News

Kemendagri: Ruu Pilkada Baru Selesai Maret

Pekanbaru, 28/1 (Antara) – Kementerian Dalam Negeri menyatakan Rancangan Undang-undang Pemilihan Umum Kepala Daerah yang saat ini masih disusun, akan selesai pada Maret mendatang, sebagai konsekuensi atas putusan Mahkamah Konstitusi.

“Belum, ancar-ancar pada bulan Maret atau sebelum tanggal 6 Maret sudah keluar RUU Pilkada yang baru. Insya Allah,” kata Direktur Jenderal Otonomi Daerah Kemendagri Djohermansyah Djohan di Pekanbaru, Selasa.

Djohermansyah yang juga Pejabat Gubernur Riau itu, mengatakan saat ini RUU Pilkada yang baru masih dalam pembahasan Panitia Kerja (Panja) Komisi II Dewan Perwakilan Rakyat (DPR) di Jakarta.

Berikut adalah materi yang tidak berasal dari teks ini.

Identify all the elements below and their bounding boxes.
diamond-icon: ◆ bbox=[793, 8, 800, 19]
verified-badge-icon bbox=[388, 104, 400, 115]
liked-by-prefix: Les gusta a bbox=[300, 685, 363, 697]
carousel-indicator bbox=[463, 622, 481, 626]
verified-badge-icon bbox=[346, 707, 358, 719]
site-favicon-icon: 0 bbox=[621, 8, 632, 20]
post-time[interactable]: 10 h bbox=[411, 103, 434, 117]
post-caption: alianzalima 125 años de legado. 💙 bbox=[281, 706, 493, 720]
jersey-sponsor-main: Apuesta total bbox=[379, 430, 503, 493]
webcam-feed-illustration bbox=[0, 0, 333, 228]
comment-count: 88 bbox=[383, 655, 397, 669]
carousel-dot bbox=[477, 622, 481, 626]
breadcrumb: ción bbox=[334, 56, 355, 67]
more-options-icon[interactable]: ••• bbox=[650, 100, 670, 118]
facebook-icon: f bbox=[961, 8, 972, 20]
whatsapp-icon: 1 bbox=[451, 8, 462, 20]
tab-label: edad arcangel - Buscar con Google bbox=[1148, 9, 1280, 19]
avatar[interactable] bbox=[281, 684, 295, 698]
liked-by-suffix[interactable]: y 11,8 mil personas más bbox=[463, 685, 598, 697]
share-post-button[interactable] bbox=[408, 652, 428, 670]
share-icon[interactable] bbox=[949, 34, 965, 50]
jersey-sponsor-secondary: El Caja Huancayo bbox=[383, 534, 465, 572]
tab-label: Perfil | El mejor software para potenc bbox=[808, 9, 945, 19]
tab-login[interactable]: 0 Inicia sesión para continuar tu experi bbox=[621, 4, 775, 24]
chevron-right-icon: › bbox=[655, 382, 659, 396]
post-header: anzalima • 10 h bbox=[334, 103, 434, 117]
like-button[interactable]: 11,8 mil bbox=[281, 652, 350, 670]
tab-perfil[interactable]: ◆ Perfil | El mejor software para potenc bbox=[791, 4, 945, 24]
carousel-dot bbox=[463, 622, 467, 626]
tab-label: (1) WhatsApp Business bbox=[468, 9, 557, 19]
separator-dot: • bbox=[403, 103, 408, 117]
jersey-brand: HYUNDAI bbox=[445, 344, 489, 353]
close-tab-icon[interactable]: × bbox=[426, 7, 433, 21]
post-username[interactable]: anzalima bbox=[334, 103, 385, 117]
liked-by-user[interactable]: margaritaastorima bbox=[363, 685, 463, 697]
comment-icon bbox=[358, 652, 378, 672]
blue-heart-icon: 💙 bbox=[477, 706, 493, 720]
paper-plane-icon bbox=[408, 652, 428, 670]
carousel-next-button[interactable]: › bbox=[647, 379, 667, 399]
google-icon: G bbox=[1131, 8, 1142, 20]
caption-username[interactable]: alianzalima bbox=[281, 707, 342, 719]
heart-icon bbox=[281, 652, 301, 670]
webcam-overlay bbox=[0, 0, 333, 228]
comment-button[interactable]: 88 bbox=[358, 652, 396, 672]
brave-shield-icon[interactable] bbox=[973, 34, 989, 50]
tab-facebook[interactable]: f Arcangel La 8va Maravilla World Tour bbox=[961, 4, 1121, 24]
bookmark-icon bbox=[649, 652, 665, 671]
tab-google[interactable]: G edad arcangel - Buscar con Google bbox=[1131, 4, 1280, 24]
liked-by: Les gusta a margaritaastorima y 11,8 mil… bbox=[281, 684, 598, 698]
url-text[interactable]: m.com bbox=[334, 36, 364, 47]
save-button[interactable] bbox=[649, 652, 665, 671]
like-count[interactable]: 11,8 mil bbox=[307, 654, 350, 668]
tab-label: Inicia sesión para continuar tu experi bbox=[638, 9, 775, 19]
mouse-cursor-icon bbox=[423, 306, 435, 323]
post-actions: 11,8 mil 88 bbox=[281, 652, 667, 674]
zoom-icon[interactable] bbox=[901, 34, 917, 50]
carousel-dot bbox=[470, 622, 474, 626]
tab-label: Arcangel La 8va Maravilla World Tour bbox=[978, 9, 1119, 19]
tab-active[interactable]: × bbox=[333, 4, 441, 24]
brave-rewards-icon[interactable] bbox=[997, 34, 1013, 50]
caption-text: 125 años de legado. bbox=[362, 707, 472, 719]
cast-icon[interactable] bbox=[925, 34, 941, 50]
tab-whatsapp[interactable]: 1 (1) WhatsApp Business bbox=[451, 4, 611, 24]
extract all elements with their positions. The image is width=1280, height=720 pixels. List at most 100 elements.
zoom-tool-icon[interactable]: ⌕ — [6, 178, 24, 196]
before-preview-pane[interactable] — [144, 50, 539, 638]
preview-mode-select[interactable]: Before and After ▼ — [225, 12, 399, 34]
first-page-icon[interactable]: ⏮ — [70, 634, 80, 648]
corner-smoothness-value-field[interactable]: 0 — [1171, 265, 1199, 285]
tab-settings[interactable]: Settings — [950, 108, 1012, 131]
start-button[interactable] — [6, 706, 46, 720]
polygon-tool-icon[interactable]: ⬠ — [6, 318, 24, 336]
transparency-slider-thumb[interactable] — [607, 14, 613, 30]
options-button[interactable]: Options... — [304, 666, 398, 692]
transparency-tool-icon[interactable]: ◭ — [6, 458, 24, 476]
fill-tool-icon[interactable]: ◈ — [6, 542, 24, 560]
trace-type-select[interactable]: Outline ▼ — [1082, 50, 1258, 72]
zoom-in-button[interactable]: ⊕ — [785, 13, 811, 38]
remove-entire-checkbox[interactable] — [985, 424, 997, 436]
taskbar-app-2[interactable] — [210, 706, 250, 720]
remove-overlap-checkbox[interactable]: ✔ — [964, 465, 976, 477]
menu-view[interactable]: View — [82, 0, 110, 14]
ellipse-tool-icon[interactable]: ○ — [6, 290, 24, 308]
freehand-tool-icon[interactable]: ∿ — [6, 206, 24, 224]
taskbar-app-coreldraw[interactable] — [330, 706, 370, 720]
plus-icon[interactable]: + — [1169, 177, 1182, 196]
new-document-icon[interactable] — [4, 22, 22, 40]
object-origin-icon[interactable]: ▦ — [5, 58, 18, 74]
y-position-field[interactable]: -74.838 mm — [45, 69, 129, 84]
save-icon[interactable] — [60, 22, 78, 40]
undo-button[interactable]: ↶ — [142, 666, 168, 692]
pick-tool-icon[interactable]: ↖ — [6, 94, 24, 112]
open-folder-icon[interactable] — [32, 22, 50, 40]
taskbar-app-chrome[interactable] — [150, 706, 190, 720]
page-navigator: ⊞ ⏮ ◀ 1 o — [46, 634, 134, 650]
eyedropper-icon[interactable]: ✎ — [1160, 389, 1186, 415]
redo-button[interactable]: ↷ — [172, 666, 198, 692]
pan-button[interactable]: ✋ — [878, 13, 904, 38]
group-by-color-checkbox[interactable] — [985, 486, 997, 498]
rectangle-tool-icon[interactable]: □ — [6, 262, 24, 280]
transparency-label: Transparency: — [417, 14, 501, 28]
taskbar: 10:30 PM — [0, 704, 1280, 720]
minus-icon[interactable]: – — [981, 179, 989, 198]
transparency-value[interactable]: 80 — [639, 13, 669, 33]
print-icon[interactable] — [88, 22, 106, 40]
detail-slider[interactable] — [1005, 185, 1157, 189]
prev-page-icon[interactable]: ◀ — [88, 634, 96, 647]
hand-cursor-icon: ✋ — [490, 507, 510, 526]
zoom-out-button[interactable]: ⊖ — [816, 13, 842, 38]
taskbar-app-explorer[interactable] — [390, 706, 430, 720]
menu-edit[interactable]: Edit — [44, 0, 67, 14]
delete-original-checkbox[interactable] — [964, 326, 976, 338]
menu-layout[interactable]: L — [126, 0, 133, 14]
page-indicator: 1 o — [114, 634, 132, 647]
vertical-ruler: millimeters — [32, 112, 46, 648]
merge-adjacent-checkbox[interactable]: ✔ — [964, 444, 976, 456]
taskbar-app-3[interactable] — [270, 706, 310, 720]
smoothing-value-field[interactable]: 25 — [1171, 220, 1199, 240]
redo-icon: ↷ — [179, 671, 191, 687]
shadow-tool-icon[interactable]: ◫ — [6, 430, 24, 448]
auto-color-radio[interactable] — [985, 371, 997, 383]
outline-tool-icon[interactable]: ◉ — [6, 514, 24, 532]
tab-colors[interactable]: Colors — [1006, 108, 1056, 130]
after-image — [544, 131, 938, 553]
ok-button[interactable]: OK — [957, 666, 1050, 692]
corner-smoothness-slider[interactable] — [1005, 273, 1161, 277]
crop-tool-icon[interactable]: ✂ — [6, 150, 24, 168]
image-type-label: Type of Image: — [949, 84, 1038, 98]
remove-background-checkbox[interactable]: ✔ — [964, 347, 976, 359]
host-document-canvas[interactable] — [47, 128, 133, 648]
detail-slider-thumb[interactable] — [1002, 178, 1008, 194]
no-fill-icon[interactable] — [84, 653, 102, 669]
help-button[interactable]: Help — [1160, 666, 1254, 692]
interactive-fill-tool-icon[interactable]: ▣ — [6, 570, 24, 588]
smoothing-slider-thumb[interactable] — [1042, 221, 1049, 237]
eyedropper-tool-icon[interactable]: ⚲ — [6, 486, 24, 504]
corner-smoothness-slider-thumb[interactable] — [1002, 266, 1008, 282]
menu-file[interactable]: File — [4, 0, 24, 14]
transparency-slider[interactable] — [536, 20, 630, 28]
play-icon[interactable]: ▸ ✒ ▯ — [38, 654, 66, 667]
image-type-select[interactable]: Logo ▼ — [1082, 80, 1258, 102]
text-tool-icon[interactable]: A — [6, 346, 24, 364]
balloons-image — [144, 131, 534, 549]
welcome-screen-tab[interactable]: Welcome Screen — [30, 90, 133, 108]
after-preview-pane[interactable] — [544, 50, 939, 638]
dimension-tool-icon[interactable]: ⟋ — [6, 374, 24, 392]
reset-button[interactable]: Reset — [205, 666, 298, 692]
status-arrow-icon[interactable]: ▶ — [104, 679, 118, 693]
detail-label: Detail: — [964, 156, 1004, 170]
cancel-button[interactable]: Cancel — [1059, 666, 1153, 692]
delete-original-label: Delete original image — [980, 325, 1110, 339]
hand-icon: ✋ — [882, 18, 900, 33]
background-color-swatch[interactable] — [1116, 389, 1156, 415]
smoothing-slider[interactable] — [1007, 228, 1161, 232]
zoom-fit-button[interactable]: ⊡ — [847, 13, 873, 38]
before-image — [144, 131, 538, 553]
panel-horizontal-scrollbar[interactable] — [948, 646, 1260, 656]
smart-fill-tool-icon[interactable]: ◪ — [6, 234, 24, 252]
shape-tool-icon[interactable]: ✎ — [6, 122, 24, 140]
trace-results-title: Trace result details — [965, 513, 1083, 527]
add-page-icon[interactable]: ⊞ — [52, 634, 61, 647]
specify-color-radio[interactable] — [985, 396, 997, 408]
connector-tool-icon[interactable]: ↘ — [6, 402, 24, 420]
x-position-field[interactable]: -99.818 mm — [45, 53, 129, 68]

Menurut dia, akan ada masa transisi pertama yakni pemilu kepala daerah terjadi pada 2015 untuk daerah-daerah di Indonesia dengan masa jabatan kepala daerah yang berakhir jabatannya pada 2015 dan 2016 sekitar 240 kepala daerah.

Kemudian pada masa transisi kedua untuk daerah-daerah dengan masa jabatan berakhir tahun 2017 sampai 2019 yang berjumlah sekitar 250 kepala daerah serta pilkada baru dilakukan pada tahun 2018.

“Setelah itu, baru pelaksanaan pilkada dilansungkan secara serentak untuk semua daerah di Indonesia,” katanya.

Pada tahun 2019 hanya ada dua kali pemilu dalam kurun waktu lima tahun yakni pemilu anggota legislatif dan pemilu presiden yang proses pelaksanaan disatukan serta pelaksanaan pilkada mulai tahun 2020.

“Pilkada serentak semuanya mulai dari pemilihan gubernur, bupati/wali kota se-Indonesia hanya satu kali saja dan dimulai pada bulan Juli 2020,” ucap Djohermansyah lagi.

Pengamat politik Siti Zuhro akhir pekan ini menyatakan, pemilihan umum kepala daerah serentak memerlukan proyek percontohan untuk mengetahui kesiapan masing-masing daerah dalam pelaksanaan.

“Memang perlu ada ‘trial’ dan ‘error’ soal pilkada. Kita ada 34 provinsi, maka silahkan serentak dulu masing-masing (provinsi) itu baru kemudian diserentakkan seluruhnya,” katanya.

Siti yang juga Peneliti dari Lembaga Ilmu Pengetahuan Indonesia (LIPI) itu mengatakan jika penyelenggaraan pilkada langsung dilakukan serentak di seluruh daerah Indonesia, maka risiko konflik pasca-pilkada akan terjadi secara masif.

“Ketika pilkada dilakukan serentak di seluruh daerah, maka nanti konfliknya juga akan serentak, juga sengketa. Maka perlu ada test case, per provinsi dulu baru diserentakkan di level nasional dan lokal,” tambahnya.

Mahkamah Konstitusi mengabulkan uji material Undang-undang Nomor 42 tahun 2008 tentang Pemilu Presiden dan Wakil Presiden terkait pelaksanaan pemilu serentak pada 2019 dan seterusnya.

Dalam amar putusannya, MK menyatakan Pasal 3 ayat (5), Pasal 12 ayat (1) dan ayat (2), Pasal 14 ayat (2), dan Pasal 112 Undang-undang Pilpres bertentangan dengan Undang-undang Dasar 1945 dan tidak mempunyai kekuatan hukum mengikat.